Processing configuration recommendation: https://docs.google.com/document/d/1ew2EaN7ijWwZ24J6oVZhsThIJdXEuyACKhZ6fzHPtLQ/edit#heading=h.cywgxboqhflj

Avalon/Archivematica crosswalk: https://docs.google.com/spreadsheets/d/1bSi380JW8piBFk99gMensJ4mhTr7y-b-Qf-AeVzt_U4/edit#gid=0

Automation tools DIP Creation: https://github.com/artefactual/automation-tools#dip-creation

Current sample bag structure


├── assets
│   ├── agz3068a.wav
│   ├── lunchroom_manners_512kb.mp4
│   ├── lunchroom_manners_512kb.mp4.structure.xml
│   ├── lunchroom_manners_512kb.mp4.vtt
│   ├── OrganClip.high.mp4
│   ├── OrganClip.low.mp4
│   └── OrganClip.medium.mp4
└── Demo_Manifest.xlsx


Extension options


Preservation-only materials

If files are meant for preservation but not for access, this can be mitigated by stopping the migration of an AIP into a DIP. The files can also be removed before ingest into Avalon, or removed after ingest into Avalon. 

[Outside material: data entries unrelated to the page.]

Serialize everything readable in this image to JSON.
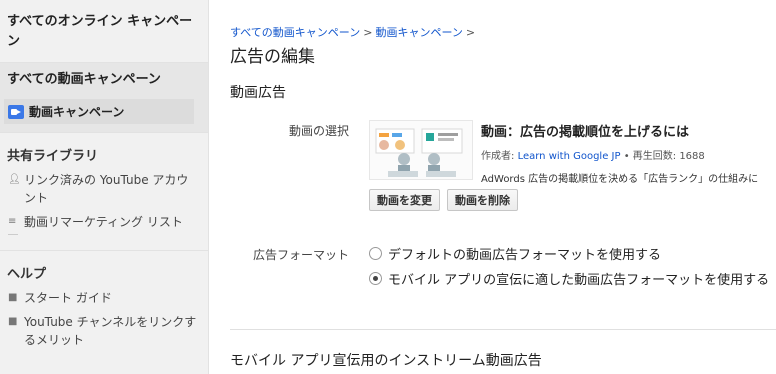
{
  "sidebar": {
    "top_title": "すべてのオンライン キャンペーン",
    "section_title": "すべての動画キャンペーン",
    "active_item": "動画キャンペーン",
    "library_header": "共有ライブラリ",
    "library_items": [
      {
        "label": "リンク済みの YouTube アカウント",
        "icon": "person-icon"
      },
      {
        "label": "動画リマーケティング リスト",
        "icon": "list-icon"
      }
    ],
    "help_header": "ヘルプ",
    "help_items": [
      {
        "label": "スタート ガイド",
        "icon": "help-icon"
      },
      {
        "label": "YouTube チャンネルをリンクするメリット",
        "icon": "help-icon"
      }
    ]
  },
  "breadcrumb": {
    "item1": "すべての動画キャンペーン",
    "item2": "動画キャンペーン",
    "sep": ">"
  },
  "page": {
    "title": "広告の編集",
    "section": "動画広告",
    "video_label": "動画の選択",
    "format_label": "広告フォーマット",
    "bottom_section": "モバイル アプリ宣伝用のインストリーム動画広告"
  },
  "video": {
    "title": "動画：広告の掲載順位を上げるには",
    "author_prefix": "作成者: ",
    "author": "Learn with Google JP",
    "views": " • 再生回数: 1688",
    "description": "AdWords 広告の掲載順位を決める「広告ランク」の仕組みに",
    "change_button": "動画を変更",
    "delete_button": "動画を削除"
  },
  "format_options": [
    {
      "label": "デフォルトの動画広告フォーマットを使用する",
      "checked": false
    },
    {
      "label": "モバイル アプリの宣伝に適した動画広告フォーマットを使用する",
      "checked": true
    }
  ]
}
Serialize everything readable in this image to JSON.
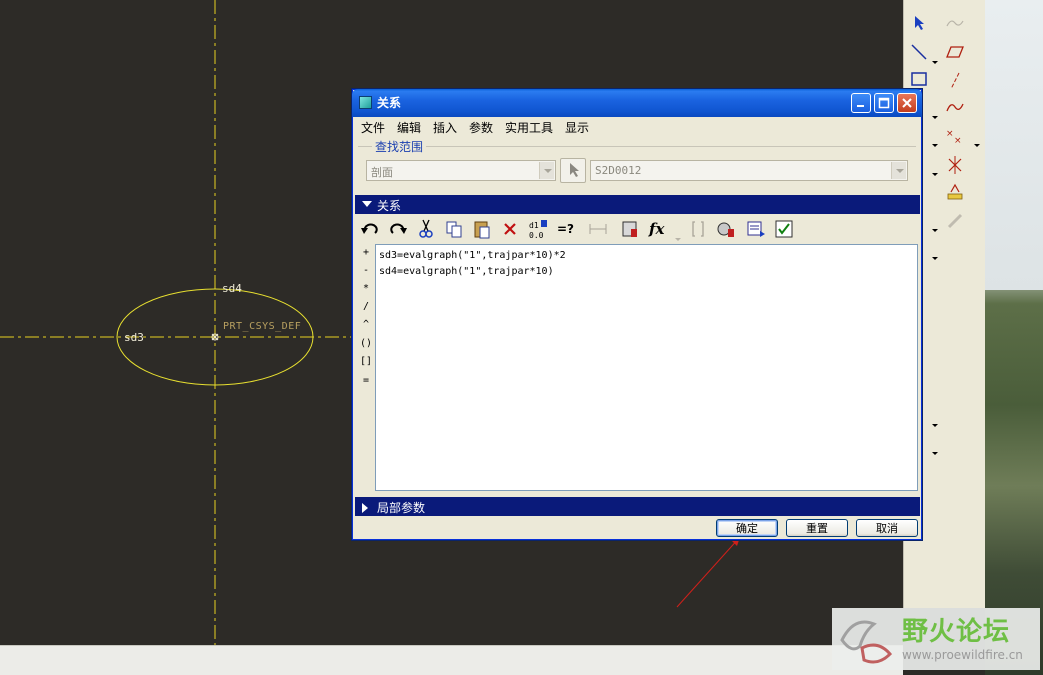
{
  "sketch": {
    "dim_sd4": "sd4",
    "dim_sd3": "sd3",
    "csys_label": "PRT_CSYS_DEF",
    "colors": {
      "background": "#2d2b27",
      "centerline": "#e8d020",
      "sketch": "#e8e030"
    }
  },
  "dialog": {
    "title": "关系",
    "menu": [
      "文件",
      "编辑",
      "插入",
      "参数",
      "实用工具",
      "显示"
    ],
    "scope_title": "查找范围",
    "scope_type": "剖面",
    "scope_entity": "S2D0012",
    "section_relations": "关系",
    "section_local_params": "局部参数",
    "operators": [
      "+",
      "-",
      "*",
      "/",
      "^",
      "()",
      "[]",
      "="
    ],
    "relations": [
      "sd3=evalgraph(\"1\",trajpar*10)*2",
      "sd4=evalgraph(\"1\",trajpar*10)"
    ],
    "buttons": {
      "ok": "确定",
      "reset": "重置",
      "cancel": "取消"
    },
    "toolbar_icons": [
      "undo-icon",
      "redo-icon",
      "cut-icon",
      "copy-icon",
      "paste-icon",
      "delete-icon",
      "evaluate-icon",
      "equals-question-icon",
      "dimension-icon",
      "parameter-icon",
      "function-icon",
      "bracket-icon",
      "sort-icon",
      "units-icon",
      "verify-icon"
    ]
  },
  "watermark": {
    "name": "野火论坛",
    "url": "www.proewildfire.cn"
  }
}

Existing transcoded materials

It is possible to adapt this workflow to suit a situation in which transcoded access copies have already been created, when those transcoded copies are in alignment with the rules and structure of the Avalon Media System. 

Points in the workflow that would have to be modified, including: 

  • adjustment to the archival bag settings to have the access copies located in a specific folder that Archivematica can identify, 
  • changing the Normalization settings to use existing service copies, and changing DIP upload settings to happen during the Archivematica workflow process and 
  • have DIPs get stored in the same space as the standard workflow.